This week, T-Mobile continued its 14-year battle with Roswell, Georgia, to erect a 108-foot monopine near Lake Charles Drive that was denied multiple times.
The ongoing lawsuit is the costliest and most protracted siting litigation in the United States, with both parties shelling out well over a million dollars in legal fees since T-Mobile filed the complaint in 2010.
It is also the first time a lawsuit might hinge on a carrier’s opposition to a defendant’s motion to substitute an expert for a consultant incapable of continuing because of his age and emotional state.
On March 2, 2024, the city’s RF engineering expert, Ronald Graiff, 78, unexpectedly resigned as Roswell’s consultant due to “mental stress, his age, and his personal situation,” according to an email Graiff sent to lead counsel for the City of Roswell, Angela Couch.
Couch said she had talked to Graiff on March 1, 2024, and “he unequivocally stated that he was finished with this case and that he could no longer take the stress. He abruptly terminated the call after flatly stating, ‘don’t call me anymore.’ “
Graiff was hired in February 2017 and communicated on occasion regarding the case status. When the city received a declaratory ruling in March 2023 that the case would be active again, Graiff agreed to continue to assist the city and, as in the past, would be the foundation of the city’s defense.
On March 8, 2024, the city requested the court to substitute RF expert Ben Levitan for testimony at an evidentiary hearing on June 20, 2024. Levitan will explore the possibility of small cells/nodes in the area, any co-location opportunities, and the effectiveness of the proposed monopine site relative to the identified gap at $495 per hour.
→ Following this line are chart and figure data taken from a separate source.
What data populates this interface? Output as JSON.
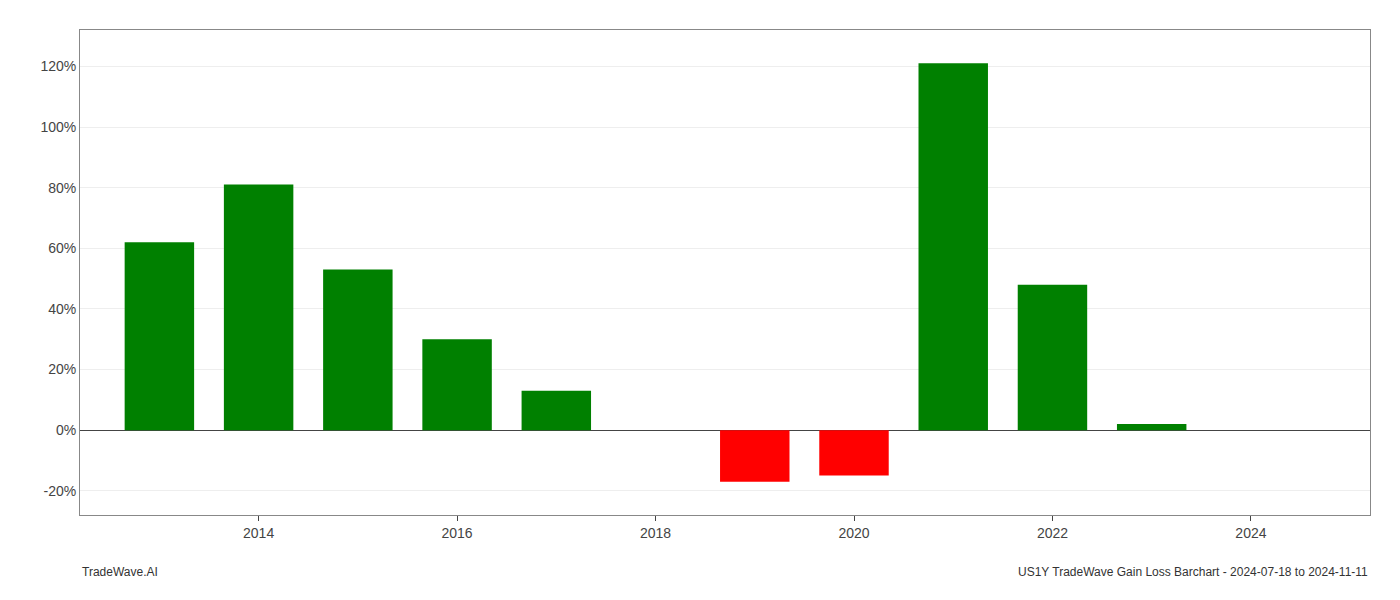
{
  "chart_data": {
    "type": "bar",
    "x": [
      2013,
      2014,
      2015,
      2016,
      2017,
      2019,
      2020,
      2021,
      2022,
      2023
    ],
    "values": [
      0.62,
      0.81,
      0.53,
      0.3,
      0.13,
      -0.17,
      -0.15,
      1.21,
      0.48,
      0.02
    ],
    "colors": [
      "#008000",
      "#008000",
      "#008000",
      "#008000",
      "#008000",
      "#ff0000",
      "#ff0000",
      "#008000",
      "#008000",
      "#008000"
    ],
    "xlim": [
      2012.2,
      2025.2
    ],
    "xticks": [
      2014,
      2016,
      2018,
      2020,
      2022,
      2024
    ],
    "ylim": [
      -0.28,
      1.32
    ],
    "yticks": [
      {
        "value": -0.2,
        "label": "-20%"
      },
      {
        "value": 0.0,
        "label": "0%"
      },
      {
        "value": 0.2,
        "label": "20%"
      },
      {
        "value": 0.4,
        "label": "40%"
      },
      {
        "value": 0.6,
        "label": "60%"
      },
      {
        "value": 0.8,
        "label": "80%"
      },
      {
        "value": 1.0,
        "label": "100%"
      },
      {
        "value": 1.2,
        "label": "120%"
      }
    ],
    "grid": true,
    "annotations": [
      "TradeWave.AI",
      "US1Y TradeWave Gain Loss Barchart - 2024-07-18 to 2024-11-11"
    ]
  }
}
On March 15, 2024, T-Mobile opposed the city’s substitution of an expert, stating that if the court did, Levitan should be limited to assessing Graiff’s opinions and conclusions.
T-Mobile said they would be prejudiced by Levitan’s substitution, mainly if new methodologies are used, and the court should order the reimbursement of T-Mobile’s costs incurred about the now-moot Graiff reports, deposition and preparation for his trial testimony.
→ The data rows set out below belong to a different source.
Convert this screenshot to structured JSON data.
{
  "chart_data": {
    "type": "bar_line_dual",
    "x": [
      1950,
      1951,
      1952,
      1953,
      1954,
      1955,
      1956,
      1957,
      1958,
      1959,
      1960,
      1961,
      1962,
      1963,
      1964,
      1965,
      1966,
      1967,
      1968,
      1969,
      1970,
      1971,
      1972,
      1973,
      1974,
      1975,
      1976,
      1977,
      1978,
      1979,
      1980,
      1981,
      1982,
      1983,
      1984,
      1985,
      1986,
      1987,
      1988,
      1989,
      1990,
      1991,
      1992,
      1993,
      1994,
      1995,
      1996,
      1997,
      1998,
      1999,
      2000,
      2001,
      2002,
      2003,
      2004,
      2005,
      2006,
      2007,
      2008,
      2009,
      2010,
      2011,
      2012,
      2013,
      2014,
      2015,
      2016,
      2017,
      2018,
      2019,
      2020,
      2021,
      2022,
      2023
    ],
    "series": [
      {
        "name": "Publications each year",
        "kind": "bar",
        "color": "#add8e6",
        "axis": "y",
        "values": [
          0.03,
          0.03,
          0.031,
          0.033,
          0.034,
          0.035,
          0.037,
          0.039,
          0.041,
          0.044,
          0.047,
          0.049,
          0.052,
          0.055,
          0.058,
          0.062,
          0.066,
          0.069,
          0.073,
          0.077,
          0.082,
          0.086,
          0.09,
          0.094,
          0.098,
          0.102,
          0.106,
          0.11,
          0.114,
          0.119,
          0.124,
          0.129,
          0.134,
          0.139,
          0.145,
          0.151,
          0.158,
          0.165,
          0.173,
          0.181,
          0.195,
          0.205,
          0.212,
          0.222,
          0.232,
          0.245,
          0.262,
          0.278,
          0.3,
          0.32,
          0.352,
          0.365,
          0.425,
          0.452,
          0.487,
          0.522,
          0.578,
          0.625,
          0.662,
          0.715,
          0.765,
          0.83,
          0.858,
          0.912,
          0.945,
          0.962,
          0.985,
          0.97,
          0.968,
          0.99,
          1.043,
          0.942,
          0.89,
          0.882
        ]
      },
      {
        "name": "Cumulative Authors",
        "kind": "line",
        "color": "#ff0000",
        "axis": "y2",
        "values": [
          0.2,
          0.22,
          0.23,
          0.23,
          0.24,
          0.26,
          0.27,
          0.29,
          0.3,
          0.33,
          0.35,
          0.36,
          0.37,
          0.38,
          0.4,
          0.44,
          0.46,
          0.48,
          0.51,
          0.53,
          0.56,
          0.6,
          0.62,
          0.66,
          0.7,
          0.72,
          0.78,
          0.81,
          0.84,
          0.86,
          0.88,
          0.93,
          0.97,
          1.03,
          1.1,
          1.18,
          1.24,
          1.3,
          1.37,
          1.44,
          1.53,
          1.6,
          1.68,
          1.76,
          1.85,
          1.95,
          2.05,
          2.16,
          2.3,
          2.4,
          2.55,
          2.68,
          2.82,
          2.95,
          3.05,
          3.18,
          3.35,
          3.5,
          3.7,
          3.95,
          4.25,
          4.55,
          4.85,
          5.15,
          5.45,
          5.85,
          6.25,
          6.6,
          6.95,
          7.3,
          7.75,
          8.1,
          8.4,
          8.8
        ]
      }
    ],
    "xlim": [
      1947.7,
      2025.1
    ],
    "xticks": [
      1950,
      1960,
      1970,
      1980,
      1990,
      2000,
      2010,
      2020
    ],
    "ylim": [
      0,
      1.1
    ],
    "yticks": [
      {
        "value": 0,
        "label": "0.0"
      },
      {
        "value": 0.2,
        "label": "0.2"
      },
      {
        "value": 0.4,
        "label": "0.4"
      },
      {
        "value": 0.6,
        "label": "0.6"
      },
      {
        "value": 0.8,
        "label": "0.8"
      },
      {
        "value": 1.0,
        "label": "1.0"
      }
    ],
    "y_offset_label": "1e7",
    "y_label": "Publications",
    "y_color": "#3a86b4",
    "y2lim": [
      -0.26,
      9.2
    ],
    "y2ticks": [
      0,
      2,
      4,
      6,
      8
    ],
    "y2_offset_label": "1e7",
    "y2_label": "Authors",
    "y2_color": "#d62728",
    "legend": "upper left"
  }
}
T-Mobile alleges that Graiff only resigned as the city’s expert after the company had presented in its pretrial brief “the fundamental flaws in Mr. Graiff’s opinions and, critically, his failure to use any standard methodologies or tests to produce any concrete evidence supporting his opinions.”
“Mr. Graiff simply did not want to continue working on this case, and the city, having been alerted to the severe weakness of his testimony, was happy to let him walk away. Yet, ‘buyer’s remorse’ and seeking to ‘remedy’ the expert’s opinions is not good cause to substitute,” T-Mobile said in its court filing.
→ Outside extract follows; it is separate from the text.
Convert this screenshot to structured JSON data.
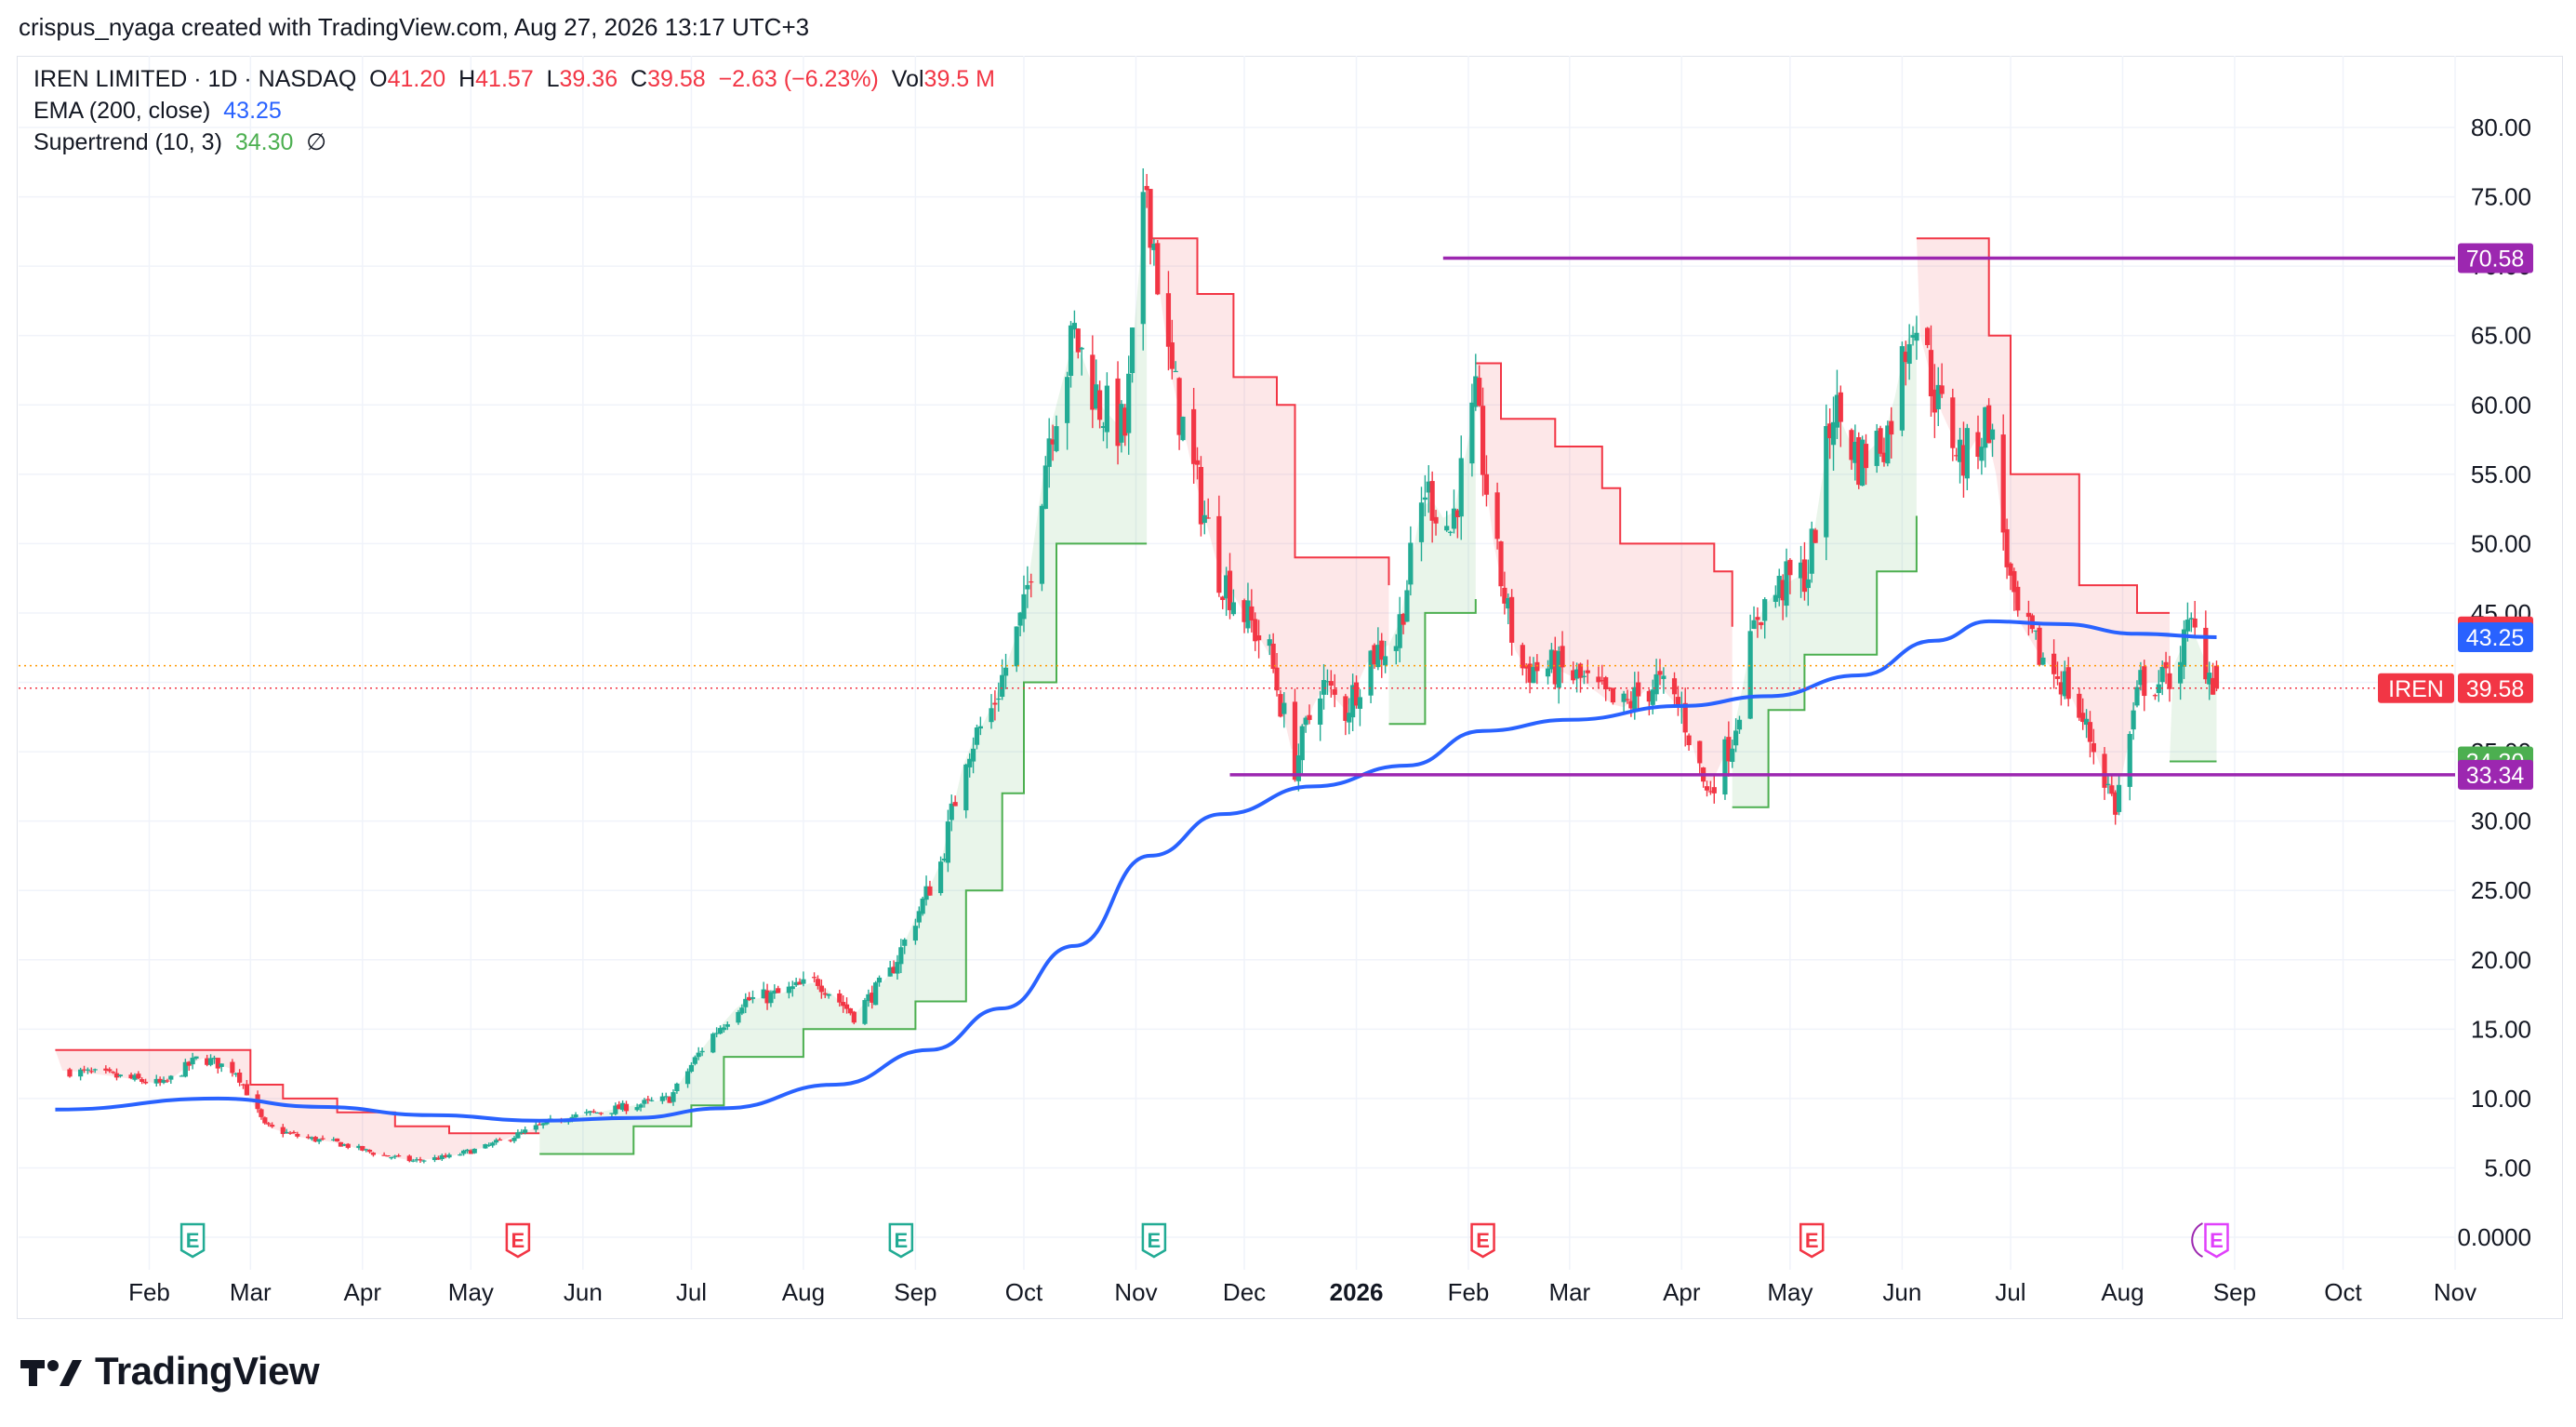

T-Mobile submitted to the court testimony that Graiff is still an expert consultant for the Town of Rhinebeck, New York Zoning Board of Appeals, and is expected to provide a report regarding Wireless Edge’s tower application today. They also noted that Graiff has not resigned as an expert witness in cases where he has been hired to represent communities in other lawsuits involving siting issues.
In its lawsuit, T-Mobile stated that it is entitled to recover its attorneys’ fees. In 2017, Roswell’s Mayor, Jere Wood, disclosed the city had incurred approximately $1 million in legal expenses due to the lawsuit. It is unknown what T-Mobile has expended.
Rejections heralded a victory from the U.S. Supreme Court
The siting feud arose in 2010 when T-Mobile proposed the tower, only to be unanimously turned down by the city council. The telecommunications company then took the matter to court, claiming Roswell was breaching the Telecommunication Act of 1996 by not providing specific reasons for the denial.
The case eventually reached the U.S. Supreme Court after an appeals court initially ruled in favor of Roswell. In 2015, the Supreme Court, in a 6-3 verdict, found that Roswell did not adequately explain its refusal to allow the tower’s construction. The case was sent back to a lower court for additional review.
In 2016, the 11th Circuit Court in Atlanta determined the case’s evidence was no longer current and directed both Roswell and T-Mobile to reassess the situation to identify any significant gaps in cell phone coverage and whether the proposed tower’s advanced technology could address them.
On July 24, 2017, the city council unanimously voted to again deny T-Mobile’s request to build the monopine.
On March 17, 2023, the U.S. District Court for the Northern District of Georgia set a date for resuming the previously discontinued evidentiary hearing.